Spring stiffness (also called spring rate)
Distance between spring mount and center of wheel (also called an installation ratio)
Tire stiffness
Component compliances

For simplicity, I initially assumed infinite tire and component stiffness. However, following vertical tire stiffness testing, I added this into the calculation as well.

Ride rates affect how the suspension absorbs undulations, as well as sudden shock loads, and should be sized such that "bottoming out" does not occur for maximum component durability.

Essentially this boils down to choosing spring rates, as the installation ratios were predetermined by already designed suspension geometry.

To accomplish this, first I used data from a dynamic test that was run in the summer. However, the raw data was incredibly noisy, so I filtered it until reasonable consistency in the data was achieved. The result from this was still higher than the values from assumptions, meaning that our previous ride rates were too low.

Then, I first used damping plots from a shock tuning manual and and our maximum recorded shock travel rate to get our maximum theoretical damping force.

Then, the ride rates could be back-calculated, eventually arriving at the proper spring rates.

ROLL RATES

Roll rates are the "spring constant" across a vehicle's axle that oppose the natural rolling motion of the car through a corner. The following factors impact them:

Ride rates
Anti-roll bars (and their corresponding installation ratios)
Frame torsional compliance

Again, for simplicity I assumed frame torsional rigidity was negligible (infinitely stiff chassis).

As the ride rates have already been chosen, the "natural" roll rates of each axle are already determined. Only the anti-roll bar stiffness will impact the vehicle's handling. However, I chose the ride rates such that an anti-roll bar was no longer necessary, while still retaining the same front-to-rear roll stiffness ratio as last year's car.

DAMPING

The last major part of dynamic suspension calculations is choosing damping ratios. Generally, it is ideal to be around 1/3 of the critical damping number (taken from the car weight and corresponding ride rates).

However, for different vehicle applications, the damping ratio changes significantly. For Baja offroad racing, high compression damping is desired due to the harsh obstacles, while relatively low rebound damping is necessary to maintain contact with the ground as much as possible.

I also used shock force - velocity plots to determine the contribution of the shock absorber to maximum deceleration impacts, and ended up at a ~2G allowable, which is similar to that measured on-car during a previous test day.

COMPETITION PERFORMANCE

Overall, there was a lack of full-scale handling tests that were similar to competition. As a result, the suspension tuning was not ideal as the following handling flaws were discovered:

Overly stiff suspension led to vehicle pitching and required a good driver to prevent rollovers;
Lack of Ackermann led to poor cornering performance.
"Tricycling" handling philosophy was not useful for steady-state cornering.
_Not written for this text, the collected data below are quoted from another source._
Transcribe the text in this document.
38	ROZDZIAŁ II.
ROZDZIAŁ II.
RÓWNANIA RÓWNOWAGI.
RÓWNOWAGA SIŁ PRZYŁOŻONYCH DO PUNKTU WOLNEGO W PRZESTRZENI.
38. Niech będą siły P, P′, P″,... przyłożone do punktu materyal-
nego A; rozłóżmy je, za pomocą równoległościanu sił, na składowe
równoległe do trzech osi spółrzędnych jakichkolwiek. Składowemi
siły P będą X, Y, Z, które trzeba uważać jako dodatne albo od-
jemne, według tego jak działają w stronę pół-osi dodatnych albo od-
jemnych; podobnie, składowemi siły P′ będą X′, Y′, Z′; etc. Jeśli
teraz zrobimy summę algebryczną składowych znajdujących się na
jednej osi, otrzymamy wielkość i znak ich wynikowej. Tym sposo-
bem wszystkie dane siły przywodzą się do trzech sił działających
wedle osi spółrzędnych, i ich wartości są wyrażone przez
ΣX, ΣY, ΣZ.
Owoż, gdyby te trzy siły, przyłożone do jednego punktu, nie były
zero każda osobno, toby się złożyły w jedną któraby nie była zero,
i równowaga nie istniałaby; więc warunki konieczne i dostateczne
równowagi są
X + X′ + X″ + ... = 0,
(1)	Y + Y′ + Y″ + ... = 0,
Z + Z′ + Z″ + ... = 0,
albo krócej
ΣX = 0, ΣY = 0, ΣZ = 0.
The handling flaws are apparent in the following video from Arizona 2022, with a "lazy front-end" to the car that required oversteering the rear. On gripper surfaces such as clay, the inability to forcibly oversteer the rear led to a large turning radius and poor handling characteristics.

The experience I gained from this helped me form my design vision for the next car, the 19XT, where I would be designing the kinematic hardpoints and had a say in the ride and roll rates.